Felipe tomó nota y continuó.

–¿Me podría dar ejemplos de prácticas, para entender mejor la idea? –Veamos. Una práctica simple puede ser, por ejemplo, lavarse las manos antes de manipular alimentos. Una más compleja es la práctica de la higiene, que involucra una serie de acciones tendientes a lograr una manipulación libre de contaminación, lo que incluye ducharse antes de comenzar la jornada, mantener las uñas cortas y limpias, usar un gorro en el lugar de trabajo y utilizar pinzas especiales en lugar de las manos, entre otras.

Felipe creyó comprender.

–¿Entonces un protocolo de atención telefónica es un conjunto de prácticas? –Así es. ¿Me podrías decir cuáles prácticas incluye? –Saludar, tratar al cliente por su nombre, preguntar por el motivo de la llamada, escuchar sin interrumpir, registrar claramente lo que dice el cliente, etcétera. –Correctísimo. –Creo que voy comprendiendo esto de las “prácticas”. –Vamos a ver si es cierto –acotó el consultor con una mirada maliciosa–. Nómbrame algunas malas prácticas de un relator interno.

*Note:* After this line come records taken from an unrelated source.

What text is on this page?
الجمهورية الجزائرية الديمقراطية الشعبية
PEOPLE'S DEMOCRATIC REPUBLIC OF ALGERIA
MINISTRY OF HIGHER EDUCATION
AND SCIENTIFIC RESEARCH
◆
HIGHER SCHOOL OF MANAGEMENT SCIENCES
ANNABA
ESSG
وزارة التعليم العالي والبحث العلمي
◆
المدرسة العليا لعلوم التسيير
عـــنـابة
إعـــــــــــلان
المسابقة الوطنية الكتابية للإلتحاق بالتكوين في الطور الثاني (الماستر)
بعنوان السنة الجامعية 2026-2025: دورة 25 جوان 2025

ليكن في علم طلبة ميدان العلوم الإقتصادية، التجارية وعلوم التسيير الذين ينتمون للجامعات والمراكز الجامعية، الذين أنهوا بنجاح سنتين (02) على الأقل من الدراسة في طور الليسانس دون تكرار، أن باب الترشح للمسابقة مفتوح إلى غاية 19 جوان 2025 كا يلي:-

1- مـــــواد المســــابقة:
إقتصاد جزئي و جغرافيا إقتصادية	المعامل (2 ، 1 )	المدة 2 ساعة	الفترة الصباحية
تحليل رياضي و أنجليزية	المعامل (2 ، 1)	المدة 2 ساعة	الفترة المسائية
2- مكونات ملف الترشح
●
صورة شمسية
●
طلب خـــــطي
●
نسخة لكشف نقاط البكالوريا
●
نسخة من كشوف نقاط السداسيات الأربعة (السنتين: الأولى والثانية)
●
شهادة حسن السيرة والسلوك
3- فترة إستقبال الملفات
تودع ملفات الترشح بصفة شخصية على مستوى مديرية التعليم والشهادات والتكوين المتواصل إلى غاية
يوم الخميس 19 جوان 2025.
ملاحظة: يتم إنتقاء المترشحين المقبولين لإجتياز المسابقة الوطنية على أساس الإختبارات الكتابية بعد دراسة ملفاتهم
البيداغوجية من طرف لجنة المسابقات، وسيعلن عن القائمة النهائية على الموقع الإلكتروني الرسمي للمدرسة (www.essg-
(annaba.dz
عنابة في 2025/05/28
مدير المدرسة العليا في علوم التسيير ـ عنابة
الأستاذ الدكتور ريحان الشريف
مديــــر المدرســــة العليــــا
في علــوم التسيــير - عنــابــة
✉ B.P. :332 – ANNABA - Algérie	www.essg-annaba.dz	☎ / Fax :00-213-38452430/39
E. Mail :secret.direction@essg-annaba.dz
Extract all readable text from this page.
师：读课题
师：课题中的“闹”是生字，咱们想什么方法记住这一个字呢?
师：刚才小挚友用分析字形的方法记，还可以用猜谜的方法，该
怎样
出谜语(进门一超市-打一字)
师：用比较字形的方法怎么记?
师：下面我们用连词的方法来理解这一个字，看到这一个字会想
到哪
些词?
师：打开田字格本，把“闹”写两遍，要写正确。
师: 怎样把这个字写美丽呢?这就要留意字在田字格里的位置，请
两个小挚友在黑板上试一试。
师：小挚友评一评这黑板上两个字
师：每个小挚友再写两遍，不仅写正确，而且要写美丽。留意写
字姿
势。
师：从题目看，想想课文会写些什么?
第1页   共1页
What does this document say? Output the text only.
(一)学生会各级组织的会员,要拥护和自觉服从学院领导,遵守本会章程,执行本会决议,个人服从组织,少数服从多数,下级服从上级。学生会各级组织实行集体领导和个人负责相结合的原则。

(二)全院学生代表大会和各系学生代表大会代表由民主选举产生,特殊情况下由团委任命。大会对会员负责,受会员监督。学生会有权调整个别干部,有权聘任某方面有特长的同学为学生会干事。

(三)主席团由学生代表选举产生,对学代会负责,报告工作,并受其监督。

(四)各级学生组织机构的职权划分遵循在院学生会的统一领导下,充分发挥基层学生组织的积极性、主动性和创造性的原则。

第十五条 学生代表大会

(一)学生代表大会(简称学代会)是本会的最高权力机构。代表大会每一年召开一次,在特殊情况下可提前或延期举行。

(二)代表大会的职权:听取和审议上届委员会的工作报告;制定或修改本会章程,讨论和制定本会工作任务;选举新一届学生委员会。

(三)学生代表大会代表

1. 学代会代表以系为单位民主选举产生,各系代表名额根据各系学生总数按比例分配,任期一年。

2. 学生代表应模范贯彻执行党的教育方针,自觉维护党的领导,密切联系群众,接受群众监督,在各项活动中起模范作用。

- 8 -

Felipe recordó vívidamente los comentarios que había recopilado Mónica.

–Leer textualmente una diapositiva, hablar sin parar, no permitir preguntas durante una exposición… –dijo poniendo cara de disculpa. –Muy bien. Es lamentable que haya muchas, pero muchas más. –¿Como por ejemplo “aburrir a los participantes”? –Ésa no es una práctica, es la consecuencia o el resultado de una mala práctica. ¿Cuáles podrían ser estas malas prácticas? –Quizás “hablar con voz monótona” o “mostrar diapositivas llenas de texto”. –Exactamente. Ésas son unas prácticas terribles. –Creo que voy entendiendo –dijo Felipe, recriminándose mentalmente por sus “pecados”. –¿Qué es lo que has entendido? –Que las prácticas son siempre acciones. –Justamente, son conductas que pueden observarse en el trabajo, es lo que el trabajador hace. Ahora, la definición de capacitación que te acabo de presentar tiene una consecuencia crítica: si ha habido un cambio en los conocimientos de un empleado que no se traduce en un cambio de conducta, entonces no hubo capacitación.

A Felipe le pareció que en su cabeza se abría una ventana que no sabía que existía.

–Por lo tanto –aventuró el joven–, ¿debo suponer que usted no me está capacitando? –Claro que no. Estoy ayudando a que te conviertas en una persona mejor informada. Más adelante te expondré algunas ideas útiles, para que definas qué es lo que deberías modificar en el ejercicio de tu trabajo; vale decir, te asesoraré. Si aplicas la definición que te di, te darás cuenta que esto no es una capacitación.

El joven notó que le invadía una extraña sensación de incomodidad. Lo que él y los demás relatores internos hacían en sus cursos era similar a la experiencia que él estaba viviendo con este consultor. ¡Y al parecer eso no era capacitar!

–Alguien se ha capacitado –continuó el consultor– cuando es capaz de hacer algo que antes no podía o no sabía hacer, o cuando es capaz de hacer lo que hacía antes pero de una manera diferente, como resultado de haber participado en una actividad de capacitación, siempre y cuando todo esto conduzca a un mejoramiento de los resultados que debe producir en su puesto de trabajo. –Don Hugo, perdone que insista, pero, ¿entregar conceptos que correspondan a aspectos relevantes del trabajo que debe ejecutar una persona no es capacitar? –Te lo planteo de esta manera, Felipe: si lo que tú haces no genera la adquisición, cambio o mejoramiento de las prácticas que ejecutarán tus alumnos en sus puestos de trabajo, no es capacitación.

Y el consultor enfatizó sus palabras con un golpe de puño sobre la palma de su mano.